Invisible Man



Place on List:

IV. Special Area: Literary Social Criticism

1. Primary Texts: Narrative Prose

Ralph Ellison. Invisible Man.



Supporting References:






  1. Hart, James D. "Invisible Man." The Concise Oxford Companion to American Literature. : Oxford University Press, 1986. Oxford Reference. 2002. Date Accessed 3 Sep. 2013 .


“Invisible Man, novel by Ralph Ellison, published in 1952. The nameless black narrator living in an underground “hole” in New York City, brilliantly lighted by electricity he taps from Monopolated Light and Power, is invisible because people with whom he comes in contact “see only my surroundings, themselves, or figments of their imagination.” Such vision is illustrated by his reminiscences of the Kafkaesque pilgrimage he has made from his beginnings in the South. As a bright high-school student he is invited by his town's most important men to deliver an oration to them on the virtues of humility. Before he is allowed to speak he must watch ribald entertainment and is forced to join other “niggers” in a blindfold fistfight. When he finally delivers his speech he mistakenly speaks of “social equality” instead of “social responsibility” and has to apologize abjectly so as to retain his prize of a scholarship to a college for blacks. At the college he finds the head to be a tyrannical hypocrite in his treatment of the students and fawningly humble to the white community. Expelled from the college, he goes to New York and soon falls in with the ruthless Brother Jack, leader of the Communist Brotherhood, more concerned with party politics and an authoritarian platform than with true aid to blacks. He is equally disillusioned by Ras the Exhorter, a West Indian rabble-rousing street leader, basically a self-promoter, and the Rev. B.P. Rinehart, “spiritual technologist” and preacher and a petty criminal as well. His experiences are climaxed by a surrealistic view of a Harlem race riot and its arson and looting. From this he retreats to his hideaway hole, reflecting upon the dehumanization visited not only on blacks but on all modern men.”

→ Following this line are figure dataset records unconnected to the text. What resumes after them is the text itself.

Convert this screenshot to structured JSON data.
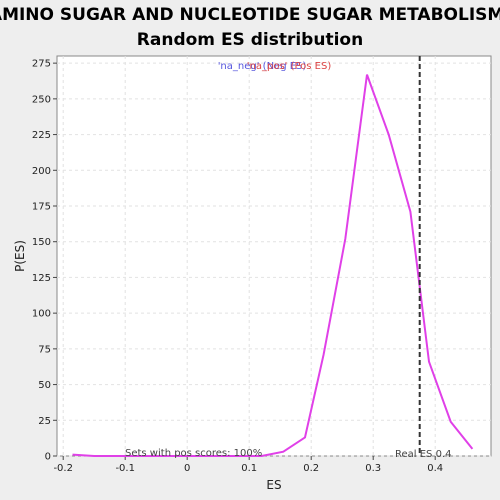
{
  "chart_data": {
    "type": "line",
    "title_line1": "AMINO SUGAR AND NUCLEOTIDE SUGAR METABOLISM:",
    "title_line2": "Random ES distribution",
    "xlabel": "ES",
    "ylabel": "P(ES)",
    "xlim": [
      -0.21,
      0.49
    ],
    "ylim": [
      0,
      280
    ],
    "x_ticks": [
      -0.2,
      -0.1,
      0.0,
      0.1,
      0.2,
      0.3,
      0.4
    ],
    "x_tick_labels": [
      "-0.2",
      "-0.1",
      "0",
      "0.1",
      "0.2",
      "0.3",
      "0.4"
    ],
    "y_ticks": [
      0,
      25,
      50,
      75,
      100,
      125,
      150,
      175,
      200,
      225,
      250,
      275
    ],
    "y_tick_labels": [
      "0",
      "25",
      "50",
      "75",
      "100",
      "125",
      "150",
      "175",
      "200",
      "225",
      "250",
      "275"
    ],
    "grid": true,
    "series": [
      {
        "color": "#e040e8",
        "x": [
          -0.185,
          -0.15,
          -0.115,
          -0.08,
          -0.045,
          -0.01,
          0.025,
          0.06,
          0.09,
          0.12,
          0.155,
          0.19,
          0.22,
          0.255,
          0.29,
          0.325,
          0.36,
          0.39,
          0.425,
          0.46
        ],
        "y": [
          1,
          0,
          0,
          0,
          0,
          0,
          0,
          0,
          0,
          0,
          3,
          13,
          71,
          152,
          267,
          225,
          171,
          66,
          24,
          5
        ]
      }
    ],
    "real_es": {
      "x": 0.375,
      "label": "Real ES 0.4",
      "color": "#333333"
    },
    "legend_label_neg": "'na_neg' (Neg ES)",
    "legend_label_pos": "'na_pos' (Pos ES)",
    "legend_color_neg": "#5555dd",
    "legend_color_pos": "#dd4444",
    "annotation_pos_scores": "Sets with pos scores: 100%"
  }
}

  1. Callahan, John F. "Ellison, Ralph." The Oxford Companion to United States History. : Oxford University Press, 2001. Oxford Reference. 2004. Date Accessed 19 Aug. 2013 .

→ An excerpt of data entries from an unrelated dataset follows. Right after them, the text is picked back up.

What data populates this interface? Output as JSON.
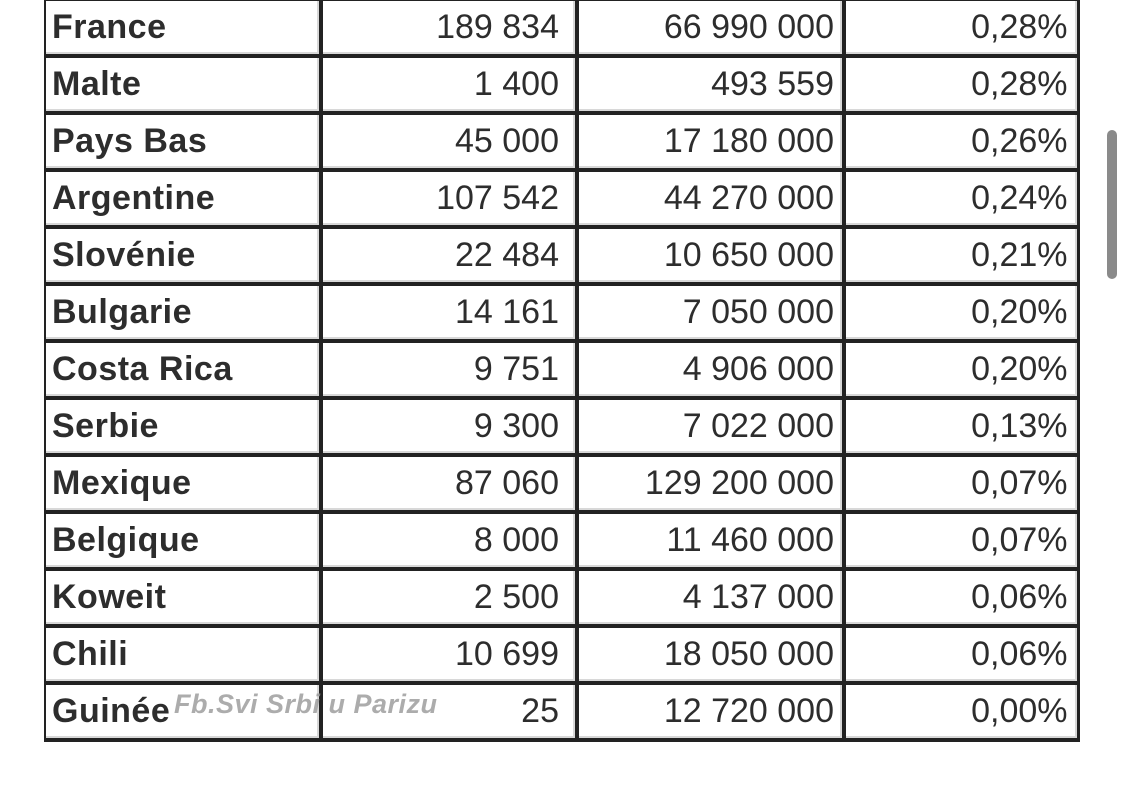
{
  "table": {
    "cell_names": [
      "country-name-cell",
      "count-cell",
      "population-cell",
      "percentage-cell"
    ],
    "rows": [
      [
        "France",
        "189 834",
        "66 990 000",
        "0,28%"
      ],
      [
        "Malte",
        "1 400",
        "493 559",
        "0,28%"
      ],
      [
        "Pays Bas",
        "45 000",
        "17 180 000",
        "0,26%"
      ],
      [
        "Argentine",
        "107 542",
        "44 270 000",
        "0,24%"
      ],
      [
        "Slovénie",
        "22 484",
        "10 650 000",
        "0,21%"
      ],
      [
        "Bulgarie",
        "14 161",
        "7 050 000",
        "0,20%"
      ],
      [
        "Costa Rica",
        "9 751",
        "4 906 000",
        "0,20%"
      ],
      [
        "Serbie",
        "9 300",
        "7 022 000",
        "0,13%"
      ],
      [
        "Mexique",
        "87 060",
        "129 200 000",
        "0,07%"
      ],
      [
        "Belgique",
        "8 000",
        "11 460 000",
        "0,07%"
      ],
      [
        "Koweit",
        "2 500",
        "4 137 000",
        "0,06%"
      ],
      [
        "Chili",
        "10 699",
        "18 050 000",
        "0,06%"
      ],
      [
        "Guinée",
        "25",
        "12 720 000",
        "0,00%"
      ]
    ]
  },
  "watermark": {
    "text": "Fb.Svi Srbi u Parizu"
  },
  "colors": {
    "text": "#2d2d2d",
    "border": "#222222",
    "border_light": "#d8d8d8",
    "watermark": "#9a9a9a",
    "scrollbar": "#8a8a8a",
    "background": "#ffffff"
  }
}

The article offers an overview of Ellison and less a discussion on the above-cited text.



Ellison, Ralph (1914–1994), novelist and essayist. Born in Oklahoma City, the grandson of slaves, Ralph Waldo Ellison played trumpet as a youth and later studied composition at Tuskegee Institution. In 1936, after his junior year there, he moved to New York City to study sculpture. A friendship with Richard Wright turned him to writing. From 1938 to World War II he worked on the Works Progress Administration's Federal Writers' Project and contributed reviews, essays, and short fiction to New Masses, The Negro Quarterly (which he edited for a time), and other periodicals. After service in the Merchant Marine (1942–1945), he held various jobs, including work as a freelance photographer. After a brief first marriage, he married Fanny McConnell in 1946; for more than forty years, they lived in Harlem.

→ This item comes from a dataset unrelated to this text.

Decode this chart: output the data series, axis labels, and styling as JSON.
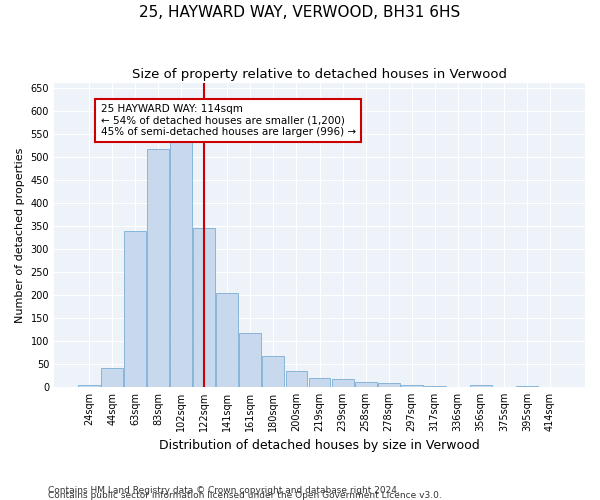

“Ellison's novel Invisible Man (1952) won the National Book Award and has since grown in critical esteem and popularity. Displaying a mastery of language, symbolism, and allegory, and a humane sensibility, it brilliantly probes the African-American experience and American racial dynamics. After a fellowship at the American Academy in Rome (1955–1957), Ellison taught and lectured at several institutions, including Bard College, Yale, and Harvard. Excerpts from his unfinished second novel appeared in various literary magazines in the 1960s, and a version was published posthumously in 1999 as Juneteenth. Ellison's essays and interviews appeared in Shadow and Act (1964), Going to the Territory (1986), and the posthumous Collected Essays (1995) and his short fiction in Flying Home and Other Stories (1996).
“Stubbornly committed to a vision of American life and culture rooted in complexity, diversity, and possibility, Ellison criticized some African Americans' tendencies to view their “relationship to American literature in a negative way.” As a novelist, he said, he felt the same “personal responsibility for democracy” that he found in “our classic 19th-century novels.” He received the Presidential Medal of Freedom in 1969.